TWG events continued to be well-attended and played an important role even in the decade or so following independence, as it took a while for even an independent Ukraine to fully come onto Washington’s radar screen. As time went on, more and more prestigious foreign policy think-tanks and non-governmental organizations began to focus on Ukraine. Now, of course, not a day goes by in the D.C. area without at least one event – more often than not there is more than one – dealing with Ukraine.

One of TWG’s successful projects was its Fellowship Fund. Between 1987 and 2004, the organization awarded more than $30,000 in funding at least 25 different projects. From 1996 to 2004, the Fund placed interns annually at the Embassy of Ukraine in Washington, D.C.

Another hugely successful TWG endeavor has been the Cultural Fund, spearheaded in 1994 by Laryssa Courtney to foster and promote Ukrainian culture in the D.C. area. Throughout its near 30 years of consistent activity, it has sponsored and organized numerous concerts, lectures and exhibitions. Although a part of TWG, the Cultural Fund has its own leadership and management as well as its own website (www.twgcf.org).

Throughout its first two decades of its existence, TWG was an incredibly dynamic and vibrant organization, increasing the visibility of Ukraine and Ukrainian Americans in Washington and beyond. What were the ingredients of its success? From having served on many TWG boards and having led the organization from 1998-2000, I’m convinced that the secret sauce was the commitment, dedication and energy of its members, presidents and most Board members. We took our roles seriously. To us, TWG was a different kind of Ukrainian American organization. There was great camaraderie and fewer squabbles than was the case in many other organizations. People were not there for their own glory or to somehow prove themselves. Almost every active TWG member was a professional with a respectable career. The goal was to accomplish something – to help Ukraine tell its compelling story. It was all about the mission. And yes, it was even occasionally about having fun.

There are too many wonderful people responsible for TWG’s success during its “glory days” and I am reluctant to name all of them, for fear of missing someone. However, I cannot fail to single out two individuals who I feel were key to TWGs success during its period of greatest activity and influence: George Masiuk, who served as president in 1995-1998 and helped to organize many of the TWG Leadership Conferences, and Yaro Bihun, who, in addition to serving as president during the transformative years of 1988-1990, was by far the longest serving TWG News editor. The monthly newsletter, TWG News, provided a valuable source of information and communication among members.

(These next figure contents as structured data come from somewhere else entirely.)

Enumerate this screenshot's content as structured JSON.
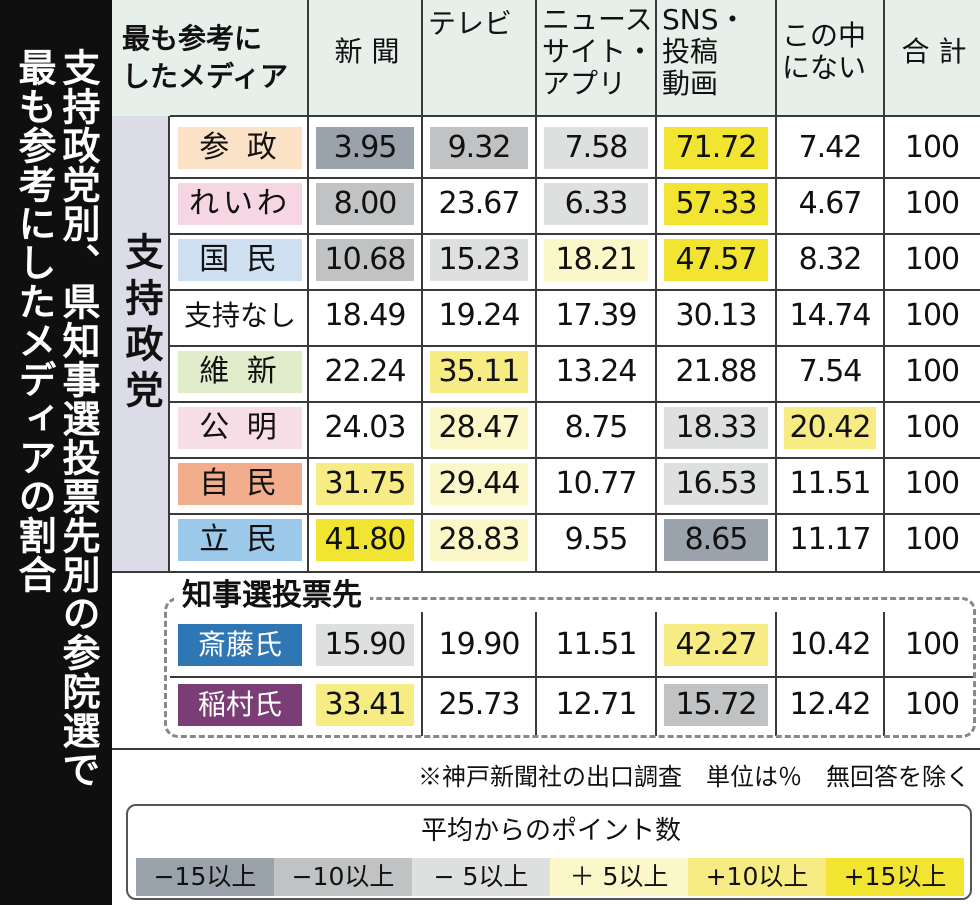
{
  "sidebar": {
    "title_lines": [
      "支持政党別、県知事選投票先別の参院選で",
      "最も参考にしたメディアの割合"
    ]
  },
  "table": {
    "corner_label": "最も参考に\nしたメディア",
    "side_label": "支持政党",
    "government_section_label": "知事選投票先",
    "note": "※神戸新聞社の出口調査　単位は％　無回答を除く"
  },
  "legend": {
    "title": "平均からのポイント数",
    "items": [
      {
        "label": "−15以上",
        "color": "#9aa3ab"
      },
      {
        "label": "−10以上",
        "color": "#c0c2c3"
      },
      {
        "label": "− 5以上",
        "color": "#dedfdf"
      },
      {
        "label": "＋ 5以上",
        "color": "#fbf7c9"
      },
      {
        "label": "+10以上",
        "color": "#f6ec83"
      },
      {
        "label": "+15以上",
        "color": "#f2e531"
      }
    ]
  },
  "chart_data": {
    "type": "table",
    "title": "支持政党別、県知事選投票先別の参院選で最も参考にしたメディアの割合",
    "unit": "%",
    "columns": [
      "新 聞",
      "テレビ",
      "ニュース\nサイト・\nアプリ",
      "SNS・\n投稿\n動画",
      "この中\nにない",
      "合 計"
    ],
    "rows": [
      {
        "label": "参 政",
        "group": "支持政党",
        "label_color": "#fbe2c6",
        "values": [
          "3.95",
          "9.32",
          "7.58",
          "71.72",
          "7.42",
          "100"
        ],
        "shading": [
          "#9aa3ab",
          "#c0c2c3",
          "#dedfdf",
          "#f2e531",
          "",
          ""
        ]
      },
      {
        "label": "れいわ",
        "group": "支持政党",
        "label_color": "#f6d6e3",
        "values": [
          "8.00",
          "23.67",
          "6.33",
          "57.33",
          "4.67",
          "100"
        ],
        "shading": [
          "#c0c2c3",
          "",
          "#dedfdf",
          "#f2e531",
          "",
          ""
        ]
      },
      {
        "label": "国 民",
        "group": "支持政党",
        "label_color": "#cfe0f2",
        "values": [
          "10.68",
          "15.23",
          "18.21",
          "47.57",
          "8.32",
          "100"
        ],
        "shading": [
          "#c0c2c3",
          "#dedfdf",
          "#fbf7c9",
          "#f2e531",
          "",
          ""
        ]
      },
      {
        "label": "支持なし",
        "group": "支持政党",
        "label_color": "",
        "values": [
          "18.49",
          "19.24",
          "17.39",
          "30.13",
          "14.74",
          "100"
        ],
        "shading": [
          "",
          "",
          "",
          "",
          "",
          ""
        ]
      },
      {
        "label": "維 新",
        "group": "支持政党",
        "label_color": "#e1eccb",
        "values": [
          "22.24",
          "35.11",
          "13.24",
          "21.88",
          "7.54",
          "100"
        ],
        "shading": [
          "",
          "#f6ec83",
          "",
          "",
          "",
          ""
        ]
      },
      {
        "label": "公 明",
        "group": "支持政党",
        "label_color": "#f7dde5",
        "values": [
          "24.03",
          "28.47",
          "8.75",
          "18.33",
          "20.42",
          "100"
        ],
        "shading": [
          "",
          "#fbf7c9",
          "",
          "#dedfdf",
          "#f6ec83",
          ""
        ]
      },
      {
        "label": "自 民",
        "group": "支持政党",
        "label_color": "#f2ae8c",
        "values": [
          "31.75",
          "29.44",
          "10.77",
          "16.53",
          "11.51",
          "100"
        ],
        "shading": [
          "#f6ec83",
          "#fbf7c9",
          "",
          "#dedfdf",
          "",
          ""
        ]
      },
      {
        "label": "立 民",
        "group": "支持政党",
        "label_color": "#9cc8ea",
        "values": [
          "41.80",
          "28.83",
          "9.55",
          "8.65",
          "11.17",
          "100"
        ],
        "shading": [
          "#f2e531",
          "#fbf7c9",
          "",
          "#9aa3ab",
          "",
          ""
        ]
      },
      {
        "label": "斎藤氏",
        "group": "知事選投票先",
        "label_color": "#2f76b5",
        "values": [
          "15.90",
          "19.90",
          "11.51",
          "42.27",
          "10.42",
          "100"
        ],
        "shading": [
          "#dedfdf",
          "",
          "",
          "#f6ec83",
          "",
          ""
        ]
      },
      {
        "label": "稲村氏",
        "group": "知事選投票先",
        "label_color": "#7a3d75",
        "values": [
          "33.41",
          "25.73",
          "12.71",
          "15.72",
          "12.42",
          "100"
        ],
        "shading": [
          "#f6ec83",
          "",
          "",
          "#c0c2c3",
          "",
          ""
        ]
      }
    ]
  }
}
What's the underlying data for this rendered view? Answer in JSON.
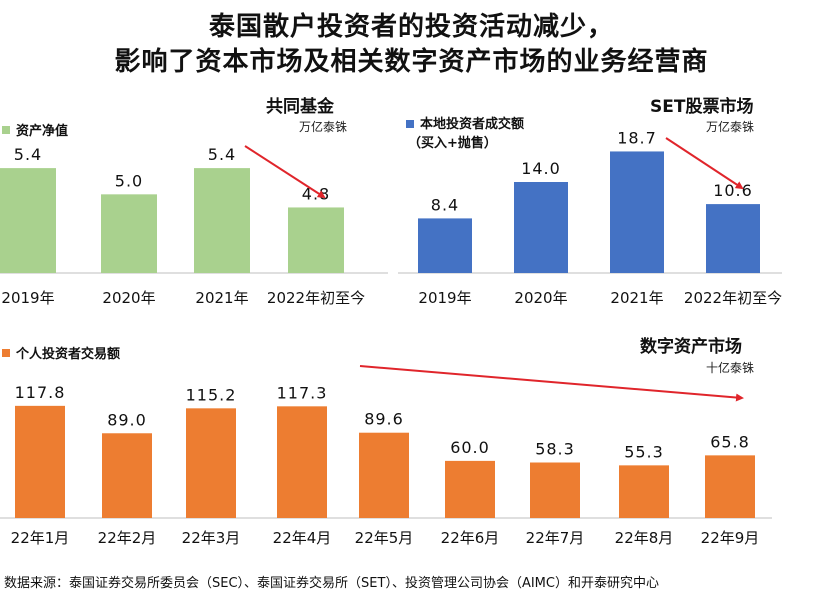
{
  "headline": {
    "line1": "泰国散户投资者的投资活动减少，",
    "line2": "影响了资本市场及相关数字资产市场的业务经营商"
  },
  "colors": {
    "green": "#a9d18e",
    "blue": "#4472c4",
    "orange": "#ed7d31",
    "arrow": "#e0252b",
    "label": "#111111"
  },
  "panels": {
    "fund": {
      "header": "共同基金",
      "unit": "万亿泰铢",
      "legend": "资产净值"
    },
    "set": {
      "header": "SET股票市场",
      "unit": "万亿泰铢",
      "legend_line1": "本地投资者成交额",
      "legend_line2": "（买入+抛售）"
    },
    "digital": {
      "header": "数字资产市场",
      "unit": "十亿泰铢",
      "legend": "个人投资者交易额"
    }
  },
  "chart_data": [
    {
      "type": "bar",
      "title": "共同基金",
      "categories": [
        "2019年",
        "2020年",
        "2021年",
        "2022年初至今"
      ],
      "series": [
        {
          "name": "资产净值",
          "values": [
            5.4,
            5.0,
            5.4,
            4.8
          ],
          "labels": [
            "5.4",
            "5.0",
            "5.4",
            "4.8"
          ]
        }
      ],
      "ylabel": "万亿泰铢",
      "ylim": [
        3.8,
        5.6
      ]
    },
    {
      "type": "bar",
      "title": "SET股票市场",
      "categories": [
        "2019年",
        "2020年",
        "2021年",
        "2022年初至今"
      ],
      "series": [
        {
          "name": "本地投资者成交额（买入+抛售）",
          "values": [
            8.4,
            14.0,
            18.7,
            10.6
          ],
          "labels": [
            "8.4",
            "14.0",
            "18.7",
            "10.6"
          ]
        }
      ],
      "ylabel": "万亿泰铢",
      "ylim": [
        0,
        20
      ]
    },
    {
      "type": "bar",
      "title": "数字资产市场",
      "categories": [
        "22年1月",
        "22年2月",
        "22年3月",
        "22年4月",
        "22年5月",
        "22年6月",
        "22年7月",
        "22年8月",
        "22年9月"
      ],
      "series": [
        {
          "name": "个人投资者交易额",
          "values": [
            117.8,
            89.0,
            115.2,
            117.3,
            89.6,
            60.0,
            58.3,
            55.3,
            65.8
          ],
          "labels": [
            "117.8",
            "89.0",
            "115.2",
            "117.3",
            "89.6",
            "60.0",
            "58.3",
            "55.3",
            "65.8"
          ]
        }
      ],
      "ylabel": "十亿泰铢",
      "ylim": [
        0,
        125
      ]
    }
  ],
  "source": "数据来源：泰国证券交易所委员会（SEC）、泰国证券交易所（SET）、投资管理公司协会（AIMC）和开泰研究中心"
}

It is incredibly difficult to sustain an organization that relies strictly on volunteers with busy lives and careers. After its first few incredibly dynamic decades, TWG lost its steam and has been largely dormant since the mid-2000s. In recent months, however, TWG has begun the process of revitalization, including restarting the TWG Fellowship Fund and sponsoring a summer internship at the Embassy of Ukraine. We will see what happens.

Whatever its future might hold, though, there is no denying that The Washington Group served an incredibly important purpose at a critical, historical time when such a Ukrainian American organization was badly needed in the nation’s capital.

But don’t take my word for it. Check out the new TWG website documenting the organization’s history, which was developed by Mr. Masiuk. That website – The Washington Group – An Association of Ukrainian-American Professionals – can be found at www.thewashingtongroup.org. The site contains numerous TWG publications, some 20 photo albums and videos documenting the robust life of TWG, as well as the larger Ukrainian American community and its extensive interactions in Ukraine at a time when few others were doing it. In looking through the materials, you will see many familiar and prominent names – American and Ukrainian. And don’t be surprised if you come across names familiar to you, or you see, in the photo section, younger versions of your friends and acquaintances – and even yourselves and your parents. Enjoy!